Law and Credibility
By A.G. Noorani
A HEAD of state or government who quibbles undermines the rule of law, the norms of democratic governance and his own credibility. The president of the United States is both, head of state and government. It is particularly unfortunate that President Barack Obama should stoop to legal quibbles over his war on Libya.
He was editor of Harvard Law Review. Since Woodrow Wilson, nearly a century ago, no president was more knowledgeable in constitutional law than he. For him to claim that the brutal air attacks on Libya, targeting its leader Muammar Qadhafi, do not constitute hostilities is to carve for himself a niche in the gallery of presidents who economised with the truth.
The controversy has snowballed and involves issues that far transcend the application of the War Powers Resolution of 1973.

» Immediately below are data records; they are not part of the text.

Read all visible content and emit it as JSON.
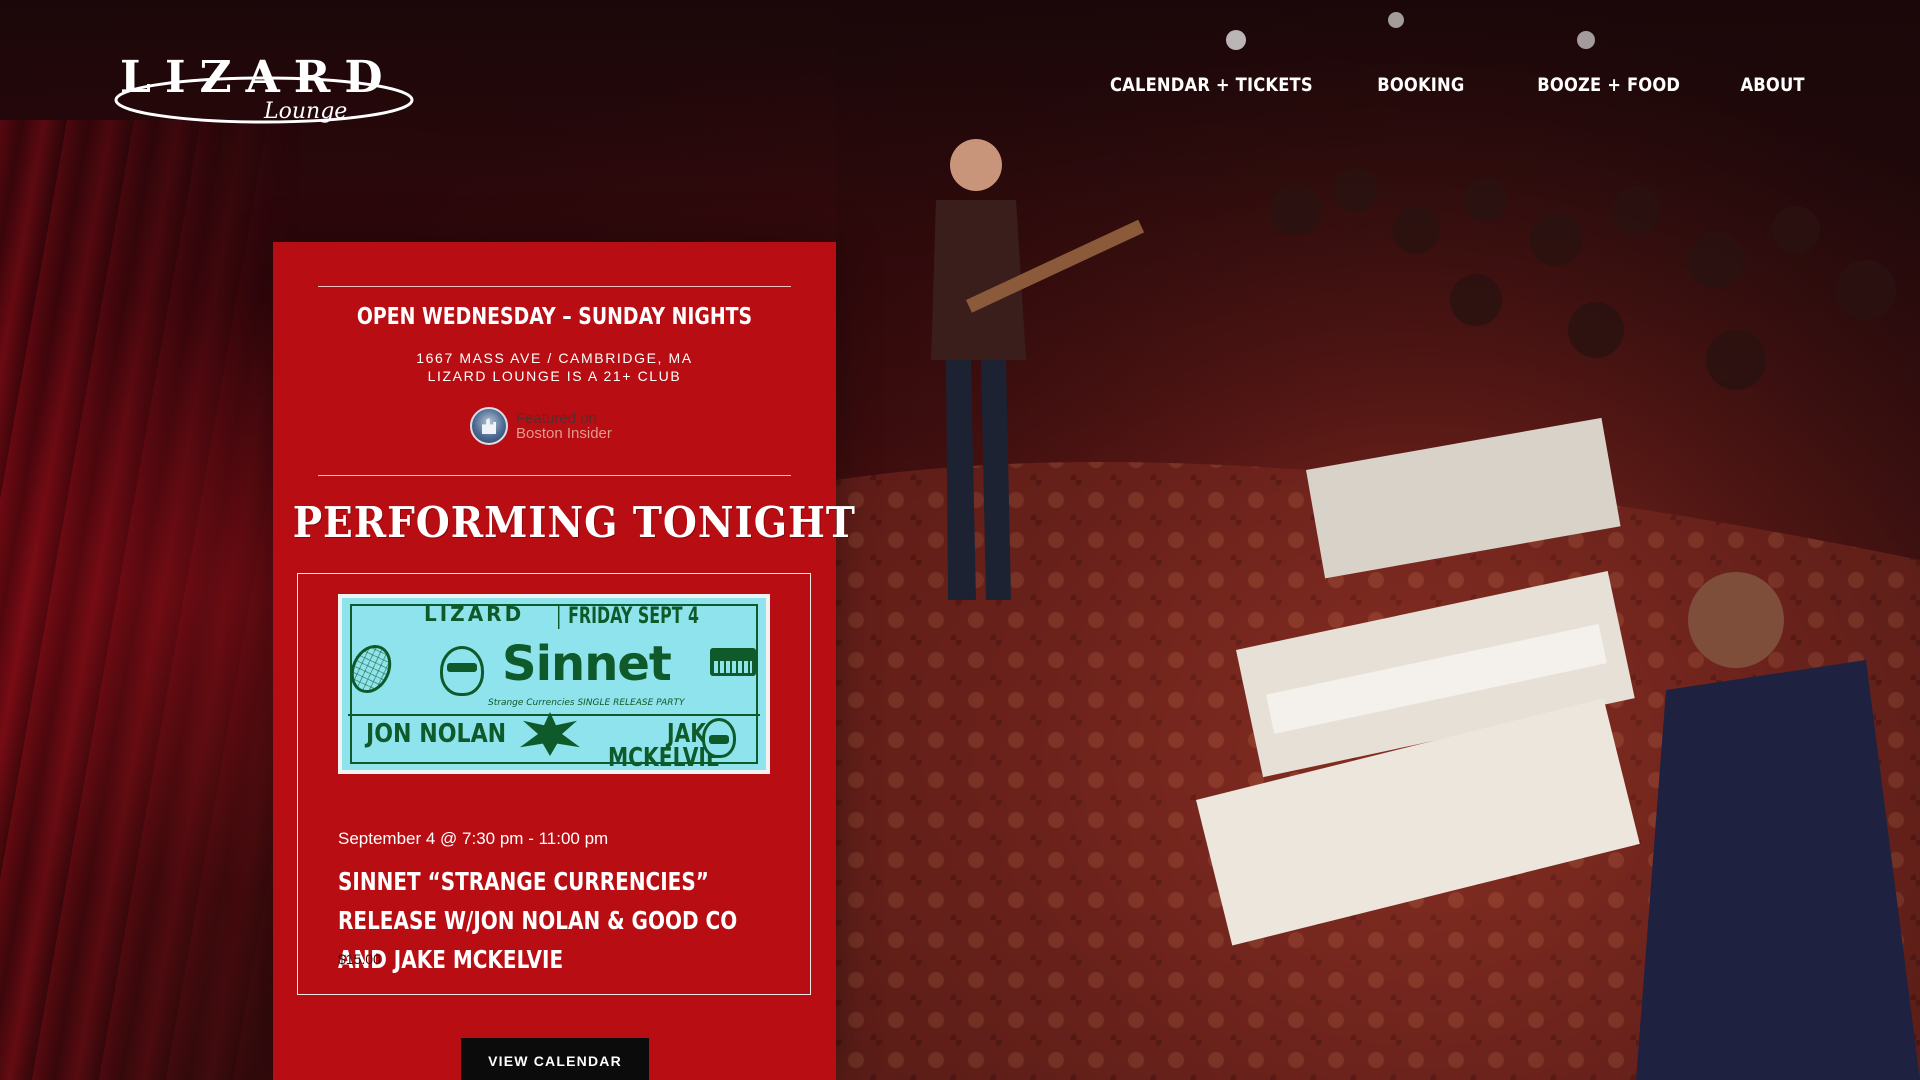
{
  "brand": {
    "logo_text": "LIZARD",
    "logo_script": "Lounge"
  },
  "nav": {
    "items": [
      {
        "label": "CALENDAR + TICKETS"
      },
      {
        "label": "BOOKING"
      },
      {
        "label": "BOOZE + FOOD"
      },
      {
        "label": "ABOUT"
      }
    ]
  },
  "info": {
    "hours_title": "OPEN WEDNESDAY – SUNDAY NIGHTS",
    "address_line": "1667 MASS AVE / CAMBRIDGE, MA",
    "age_line": "LIZARD LOUNGE IS A 21+ CLUB",
    "featured_line1": "Featured on",
    "featured_line2": "Boston Insider"
  },
  "tonight": {
    "heading": "PERFORMING TONIGHT",
    "flyer": {
      "venue": "LIZARD",
      "date": "FRIDAY SEPT 4",
      "headliner": "Sinnet",
      "subtitle": "Strange Currencies SINGLE RELEASE PARTY",
      "act2": "JON NOLAN",
      "act3": "JAKE MCKELVIE"
    },
    "when": "September 4 @ 7:30 pm - 11:00 pm",
    "title": "SINNET “STRANGE CURRENCIES” RELEASE W/JON NOLAN & GOOD CO AND JAKE MCKELVIE",
    "price": "$15.00",
    "button": "VIEW CALENDAR"
  },
  "colors": {
    "panel_red": "#b80d12",
    "flyer_bg": "#8fe3ec",
    "flyer_ink": "#0f5a2a",
    "button_bg": "#0b0b0b"
  }
}
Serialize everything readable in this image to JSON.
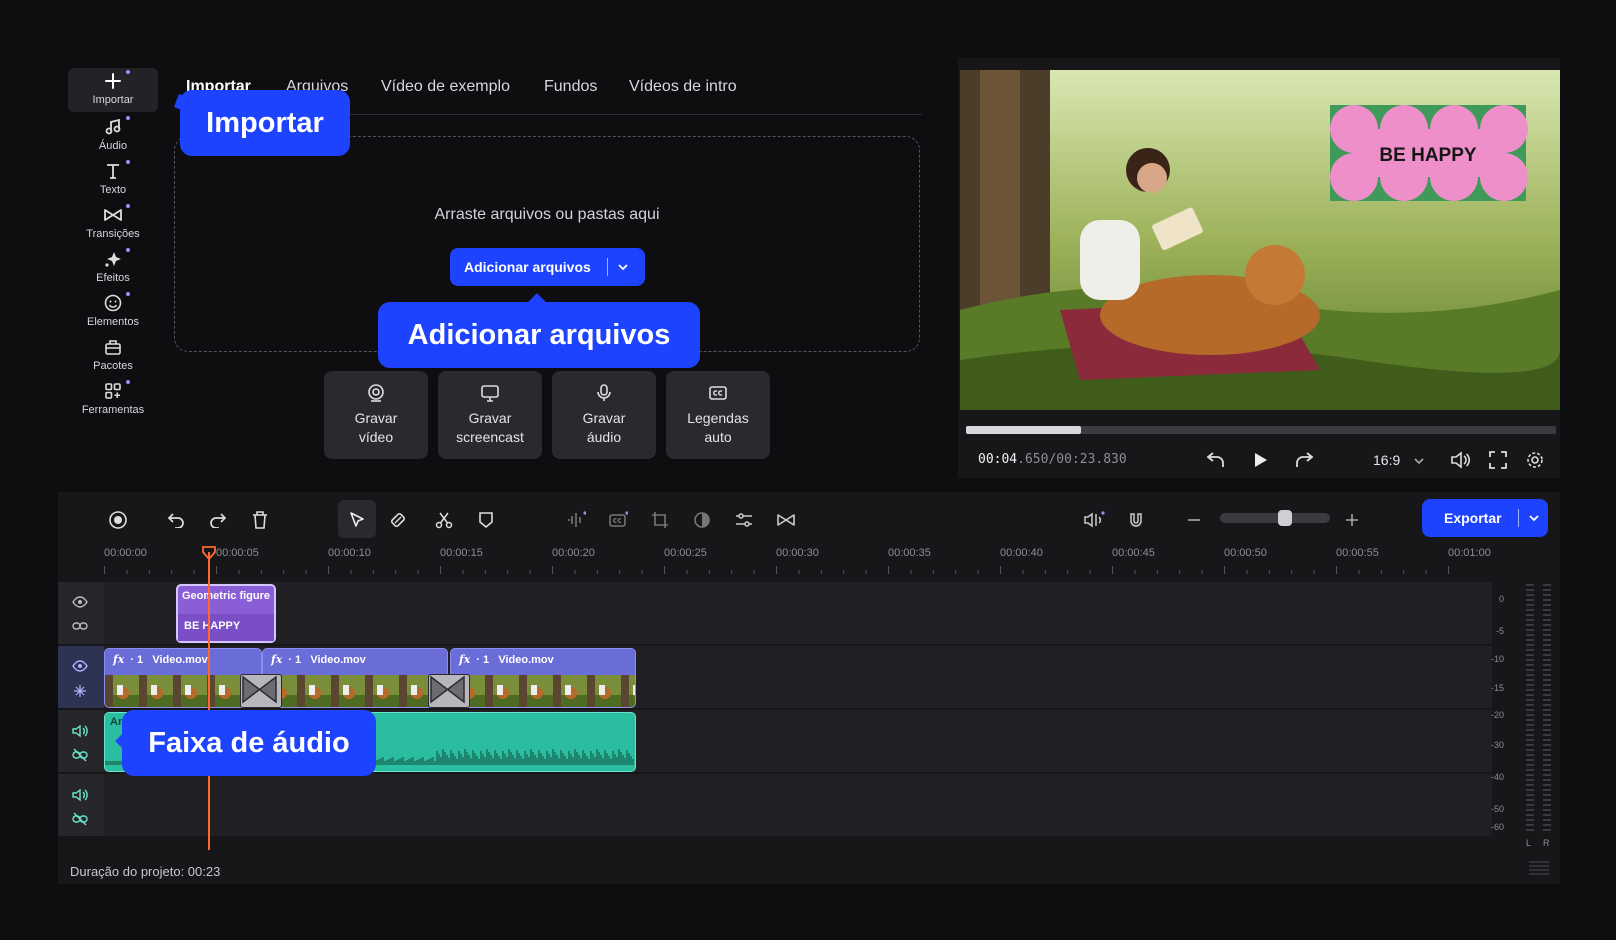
{
  "sidebar": {
    "items": [
      {
        "label": "Importar",
        "icon": "plus-icon"
      },
      {
        "label": "Áudio",
        "icon": "music-note-icon"
      },
      {
        "label": "Texto",
        "icon": "text-icon"
      },
      {
        "label": "Transições",
        "icon": "transition-icon"
      },
      {
        "label": "Efeitos",
        "icon": "sparkle-icon"
      },
      {
        "label": "Elementos",
        "icon": "smiley-icon"
      },
      {
        "label": "Pacotes",
        "icon": "package-icon"
      },
      {
        "label": "Ferramentas",
        "icon": "tools-grid-icon"
      }
    ]
  },
  "tabs": [
    "Importar",
    "Arquivos",
    "Vídeo de exemplo",
    "Fundos",
    "Vídeos de intro"
  ],
  "import_panel": {
    "drop_text": "Arraste arquivos ou pastas aqui",
    "add_files_label": "Adicionar arquivos",
    "record_buttons": [
      {
        "line1": "Gravar",
        "line2": "vídeo",
        "icon": "webcam-icon"
      },
      {
        "line1": "Gravar",
        "line2": "screencast",
        "icon": "monitor-icon"
      },
      {
        "line1": "Gravar",
        "line2": "áudio",
        "icon": "microphone-icon"
      },
      {
        "line1": "Legendas",
        "line2": "auto",
        "icon": "captions-icon"
      }
    ]
  },
  "callouts": {
    "import": "Importar",
    "add_files": "Adicionar arquivos",
    "audio_track": "Faixa de áudio"
  },
  "preview": {
    "overlay_text": "BE HAPPY",
    "time_current": "00:04",
    "time_rest": ".650/00:23.830",
    "progress": 0.195,
    "aspect_ratio": "16:9"
  },
  "timeline": {
    "export_label": "Exportar",
    "zoom_level": 0.6,
    "ruler": [
      "00:00:00",
      "00:00:05",
      "00:00:10",
      "00:00:15",
      "00:00:20",
      "00:00:25",
      "00:00:30",
      "00:00:35",
      "00:00:40",
      "00:00:45",
      "00:00:50",
      "00:00:55",
      "00:01:00"
    ],
    "text_clip": {
      "title": "Geometric figure",
      "text": "BE HAPPY"
    },
    "video_clips": [
      {
        "fx": "fx",
        "count": "· 1",
        "name": "Video.mov"
      },
      {
        "fx": "fx",
        "count": "· 1",
        "name": "Video.mov"
      },
      {
        "fx": "fx",
        "count": "· 1",
        "name": "Video.mov"
      }
    ],
    "audio_clip_label": "Ar",
    "duration_text": "Duração do projeto: 00:23",
    "meter_scale": [
      "0",
      "-5",
      "-10",
      "-15",
      "-20",
      "-30",
      "-40",
      "-50",
      "-60"
    ],
    "meter_channels": [
      "L",
      "R"
    ]
  },
  "colors": {
    "accent": "#1d43ff",
    "video_clip": "#6a6cd7",
    "audio_clip": "#2bbd9f",
    "text_clip": "#8a5ed6",
    "playhead": "#ff6a2b"
  }
}
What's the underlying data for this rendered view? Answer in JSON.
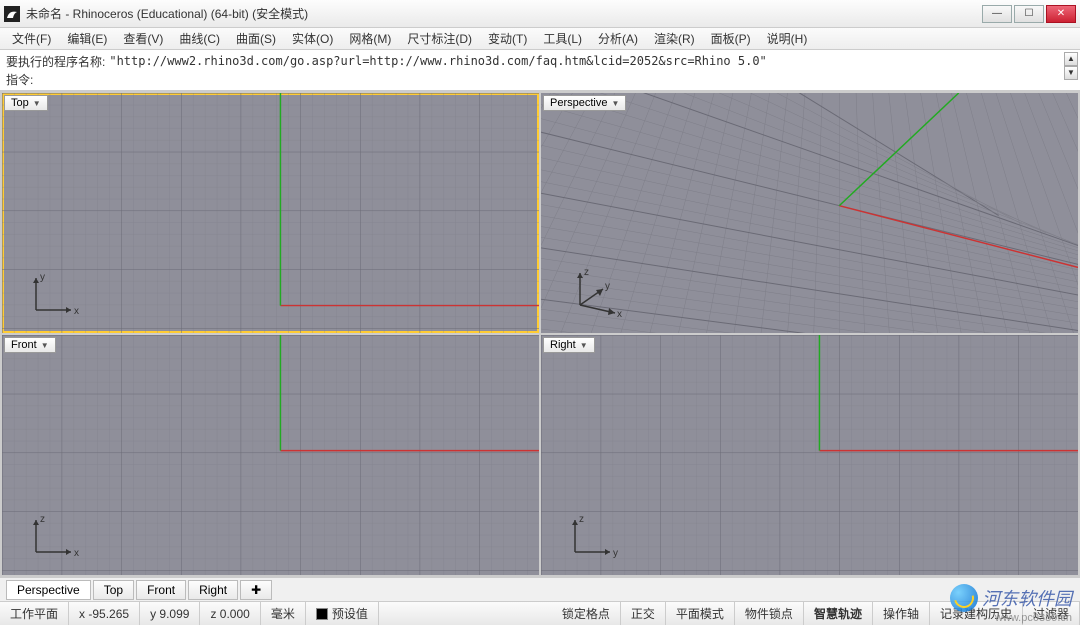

It obligates the president, first, to submit to the speaker of the House of Representatives as well as the president pro tempore of the Senate a report in writing setting out the circumstances necessitating the introduction, without a declaration of war, of the US armed forces into hostilities within 48 hours of their deployment [Section 4 (a)].
Next, within 60 calendar days of this report, the president shall terminate any use of the armed forces unless the Congress had declared war as it alone can under the constitution or has enacted an authorisation or extended the 60-day term [Section 5(a)].
The object was clearly to prevent presidents from waging war bypassing the Congress. Obama has done the incredible and manifestly untenable. In an elaborate 32-page report to the speaker of the House of Representatives on June 15, he has contended that he is entitled as commander-in-chief and pursuant to his foreign affairs powers to direct such limited military operations abroad even without congressional authorisation.
This is no different from his predecessor George W. Bushs dangerous doctrine of the presidents inherent powers over and above those conferred by the constitution.
Obama cites consultation with the Congress and claims that the War Powers Resolution has not been violated because Americas aerial attacks on Libya do not constitute hostilities. The reports argument is shocking in its brazenness. US operations do not involve sustained fighting or active exchanges of fire with hostile forces, nor do they involve the presence of US ground troops, US casualties or a serious threat thereof, or any significant chance of escalation into a conflict characterised by those factors.
The operation has cost the Pentagon $716m in its first two months and will have cost $1.1bn by September at the current scale of operations.
As candidate for the presidency, Senator Obama supported the War Powers Resolution. He said in 2007: The president does not have power under the constitution to unilaterally authorise a military attack in a situation that does not involve stopping an actual or imminent threat to the nation.
He was very critical of the legal opinion in the Bush era that there were no limits on the executives judgment, the constitution notwithstanding. It was given by the notorious John Yoo, deputy assistant attorney general in the Office of Legal Counsel for the president. He was also the author of the infamous memo on torture which justified the inhuman methods used to extract confessions.
Jack L. Goldsmith, who led the Justice Departments Office of Legal Counsel during the administration of President George W.
Bush, said the Obama theory would set a precedent expanding future presidents unauthorised war-making powers, especially given the rise of remote-controlled combat technology. The administrations theory implies that the president can wage war with drones and all manner of offshore missiles without having to bother with the War Powers Resolutions time limits.
Obamas stand outraged public opinion, especially after it became known that he had played games to secure favourable legal advice. Prof Bruce Ackerman, who teaches law at Yale, recalled in an article in The New York Times that since the 1930s, it has been the job of an elite office in the Justice Department the Office of Legal Counsel to serve as the authoritative voice on matters of legal interpretation. The approximately 25 lawyers in this office write legal opinions after hearing arguments from the White House as well as other executive branch departments.
But, after Caroline D. Krass, acting head of the Office of Legal Counsel, told the president that he had to abide by the acts requirements, the White House counsel decided to usurp the Justice Departments traditional role.
A favourable opinion was procured instead from the presidents White House counsel, Robert F. Bauer, who, unlike the head of the Office of Legal Counsel, is not confirmed by the Senate, Bauer readily opined that, despite the War Powers Act, the campaign in Libya can continue without congressional support.
On June 24, the House of Representatives rejected by 295 votes to 123 a motion to provide the authorisation. Seventy
Democrats voted against Obama. On July 5, the Senate postponed voting on a motion authorising the war.
Obama dismisses public disquiet as a fuss by members of the Congress. The fuss is unlikely to vanish.
The writer is an author and a lawyer.